Prisync, an Istanbul-based pricing software, has raised a $1.1 million seed round led by Collective Spark, a VC firm also based in Istanbul. German VC ESOR Investments participated in the round, as well.
Prisync is an intelligent pricing SaaS for e-Commerce, allowing users to track competitor pricing and optimise their own. The Turkish startup is targeting small and medium-sized businesses, a segment which doesn’t use automated pricing solutions as widely as upmarket sellers. According to Prisync, e-Commerce SMBs generally avoid competitive price analysis or do it manually, so there’s a need for the SaaS solution and opportunity for global growth.
In fact, the startup currently has customers in over 50 countries. Founded in 2013 by Burc Tanir (CEO), Samet Atdag (CTO) and Neslihan Sirin Saygili, the business hit some milestones last year. 2019 saw two technology partnerships with major e-Commerce platforms, Magento and Shopify, as well as the company’s first acquisition. Prisync bought its Australia-based competitor Spotlite last March.
Samet Atdag attributes the success so far to the Prisync team: “Our team has managed to create and scale a 100 percent global product out of Turkey, and this was only achievable with a complimentary team and a teamwork-first culture. Our team also knows that B2B also involves people after all. Therefore, we have a 24/7 live customer support team distributed in three time zones. That human touch at the support level adds an absolutely unmatched layer on top of our product.”
The seed funding will go toward product development and expanding the customer base.

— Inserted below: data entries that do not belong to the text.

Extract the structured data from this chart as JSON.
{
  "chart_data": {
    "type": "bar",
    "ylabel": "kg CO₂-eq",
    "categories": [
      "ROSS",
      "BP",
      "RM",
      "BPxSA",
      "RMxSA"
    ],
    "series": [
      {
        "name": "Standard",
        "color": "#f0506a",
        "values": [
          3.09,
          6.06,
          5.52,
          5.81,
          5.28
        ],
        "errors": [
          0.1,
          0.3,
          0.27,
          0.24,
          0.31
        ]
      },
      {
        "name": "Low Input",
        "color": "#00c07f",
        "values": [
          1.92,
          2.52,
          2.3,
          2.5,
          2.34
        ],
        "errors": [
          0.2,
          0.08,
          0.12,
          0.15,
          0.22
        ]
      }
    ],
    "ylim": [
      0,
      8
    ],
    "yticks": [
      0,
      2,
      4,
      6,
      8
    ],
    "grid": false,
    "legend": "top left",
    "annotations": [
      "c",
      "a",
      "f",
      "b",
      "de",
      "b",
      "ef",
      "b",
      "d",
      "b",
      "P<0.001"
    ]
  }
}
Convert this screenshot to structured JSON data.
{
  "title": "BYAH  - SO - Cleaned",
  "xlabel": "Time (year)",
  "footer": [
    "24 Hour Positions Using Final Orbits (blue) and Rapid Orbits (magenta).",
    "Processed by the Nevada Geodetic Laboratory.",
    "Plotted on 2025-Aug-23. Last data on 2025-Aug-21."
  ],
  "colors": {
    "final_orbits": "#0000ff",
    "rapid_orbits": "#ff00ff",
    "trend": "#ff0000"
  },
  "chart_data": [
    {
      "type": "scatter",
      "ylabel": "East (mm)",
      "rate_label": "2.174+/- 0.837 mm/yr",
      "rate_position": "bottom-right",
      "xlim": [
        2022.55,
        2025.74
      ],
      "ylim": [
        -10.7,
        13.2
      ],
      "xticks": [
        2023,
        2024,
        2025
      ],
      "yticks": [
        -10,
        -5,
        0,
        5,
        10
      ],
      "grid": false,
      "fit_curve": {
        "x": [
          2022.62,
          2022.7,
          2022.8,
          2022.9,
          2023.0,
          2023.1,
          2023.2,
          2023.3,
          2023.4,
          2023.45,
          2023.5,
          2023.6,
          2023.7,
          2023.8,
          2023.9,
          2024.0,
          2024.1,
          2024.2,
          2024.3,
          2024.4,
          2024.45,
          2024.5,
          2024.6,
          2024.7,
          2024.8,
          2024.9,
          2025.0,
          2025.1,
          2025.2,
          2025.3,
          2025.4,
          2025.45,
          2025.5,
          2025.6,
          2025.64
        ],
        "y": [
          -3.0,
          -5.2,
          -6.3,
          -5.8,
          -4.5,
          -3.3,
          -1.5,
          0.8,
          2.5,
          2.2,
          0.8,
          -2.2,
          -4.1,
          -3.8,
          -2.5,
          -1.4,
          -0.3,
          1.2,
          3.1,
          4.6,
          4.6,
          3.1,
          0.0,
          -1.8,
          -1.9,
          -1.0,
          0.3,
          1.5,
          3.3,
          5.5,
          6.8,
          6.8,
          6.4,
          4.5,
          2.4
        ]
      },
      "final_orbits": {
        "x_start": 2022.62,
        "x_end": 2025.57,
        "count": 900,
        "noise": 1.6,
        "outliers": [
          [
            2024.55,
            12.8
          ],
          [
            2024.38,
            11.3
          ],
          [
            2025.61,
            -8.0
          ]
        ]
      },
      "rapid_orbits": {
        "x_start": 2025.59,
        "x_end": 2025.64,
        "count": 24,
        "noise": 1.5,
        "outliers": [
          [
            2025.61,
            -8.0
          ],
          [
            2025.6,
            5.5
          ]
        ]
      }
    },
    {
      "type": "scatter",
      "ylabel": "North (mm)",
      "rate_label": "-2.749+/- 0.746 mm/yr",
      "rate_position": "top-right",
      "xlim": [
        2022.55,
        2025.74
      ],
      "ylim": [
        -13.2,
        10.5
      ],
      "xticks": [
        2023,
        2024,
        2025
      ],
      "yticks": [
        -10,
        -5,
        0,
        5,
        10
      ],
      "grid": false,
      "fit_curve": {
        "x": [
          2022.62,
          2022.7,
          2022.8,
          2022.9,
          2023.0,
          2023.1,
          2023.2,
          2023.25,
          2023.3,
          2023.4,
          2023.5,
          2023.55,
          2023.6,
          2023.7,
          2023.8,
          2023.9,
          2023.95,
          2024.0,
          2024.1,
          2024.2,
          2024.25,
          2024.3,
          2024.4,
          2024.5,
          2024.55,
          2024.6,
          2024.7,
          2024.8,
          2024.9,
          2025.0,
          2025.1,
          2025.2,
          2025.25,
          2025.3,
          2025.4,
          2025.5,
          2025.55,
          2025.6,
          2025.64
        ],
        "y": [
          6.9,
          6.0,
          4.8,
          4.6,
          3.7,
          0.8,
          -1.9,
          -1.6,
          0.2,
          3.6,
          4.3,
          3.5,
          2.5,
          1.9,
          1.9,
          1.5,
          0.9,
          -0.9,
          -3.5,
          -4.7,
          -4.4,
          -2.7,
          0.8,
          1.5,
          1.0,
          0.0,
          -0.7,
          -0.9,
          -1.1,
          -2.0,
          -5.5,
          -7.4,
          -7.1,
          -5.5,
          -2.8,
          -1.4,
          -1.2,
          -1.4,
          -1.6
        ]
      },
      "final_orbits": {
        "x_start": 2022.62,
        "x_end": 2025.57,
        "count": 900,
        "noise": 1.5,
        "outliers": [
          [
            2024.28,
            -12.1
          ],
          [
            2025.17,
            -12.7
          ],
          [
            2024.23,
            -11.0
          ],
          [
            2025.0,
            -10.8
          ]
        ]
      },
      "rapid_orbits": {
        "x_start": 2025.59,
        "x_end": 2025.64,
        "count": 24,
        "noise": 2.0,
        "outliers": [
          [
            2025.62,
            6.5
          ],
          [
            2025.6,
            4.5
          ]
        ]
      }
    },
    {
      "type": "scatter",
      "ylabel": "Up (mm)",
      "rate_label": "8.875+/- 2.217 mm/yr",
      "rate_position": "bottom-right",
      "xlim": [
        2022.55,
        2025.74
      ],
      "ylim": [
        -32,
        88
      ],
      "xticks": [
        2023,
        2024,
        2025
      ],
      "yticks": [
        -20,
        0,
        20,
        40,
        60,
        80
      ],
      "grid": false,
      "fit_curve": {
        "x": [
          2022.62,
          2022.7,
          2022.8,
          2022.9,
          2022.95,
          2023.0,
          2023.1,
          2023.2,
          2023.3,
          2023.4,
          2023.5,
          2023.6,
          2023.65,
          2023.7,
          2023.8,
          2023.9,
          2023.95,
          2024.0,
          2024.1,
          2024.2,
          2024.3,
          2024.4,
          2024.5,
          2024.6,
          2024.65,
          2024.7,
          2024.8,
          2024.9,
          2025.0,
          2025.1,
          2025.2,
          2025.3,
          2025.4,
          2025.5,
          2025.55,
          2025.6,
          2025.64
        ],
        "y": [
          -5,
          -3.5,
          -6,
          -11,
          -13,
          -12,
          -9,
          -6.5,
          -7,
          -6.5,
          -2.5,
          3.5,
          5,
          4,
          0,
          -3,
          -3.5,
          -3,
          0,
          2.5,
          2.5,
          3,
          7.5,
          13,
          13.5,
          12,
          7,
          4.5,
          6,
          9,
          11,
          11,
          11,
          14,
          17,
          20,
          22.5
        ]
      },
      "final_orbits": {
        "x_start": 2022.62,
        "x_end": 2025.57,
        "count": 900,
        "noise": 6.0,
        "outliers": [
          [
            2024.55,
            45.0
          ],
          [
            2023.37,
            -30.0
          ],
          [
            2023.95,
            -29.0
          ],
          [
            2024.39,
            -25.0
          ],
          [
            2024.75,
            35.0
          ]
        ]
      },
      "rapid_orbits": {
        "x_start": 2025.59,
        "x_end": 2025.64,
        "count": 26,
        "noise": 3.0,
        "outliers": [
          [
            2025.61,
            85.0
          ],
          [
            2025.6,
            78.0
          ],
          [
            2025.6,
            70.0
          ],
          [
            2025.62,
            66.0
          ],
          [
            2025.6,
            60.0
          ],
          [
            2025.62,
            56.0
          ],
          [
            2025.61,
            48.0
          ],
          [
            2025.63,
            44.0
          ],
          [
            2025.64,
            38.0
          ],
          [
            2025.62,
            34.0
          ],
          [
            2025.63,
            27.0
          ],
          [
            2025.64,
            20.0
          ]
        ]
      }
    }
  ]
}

On this point, CEO Burc Tanir commented: “Obviously, we’ll double down on the working customer acquisition channels and tactics that we’ve tested and validated in the past. However, in addition to these straight-forward investments, we’ll continue building a thought leader image in our industry by increasing the awareness around pricing automation in the global e-commerce market by striking up impactful partnerships. We’ll also continue evaluating potential competitor acquisition in the meantime.”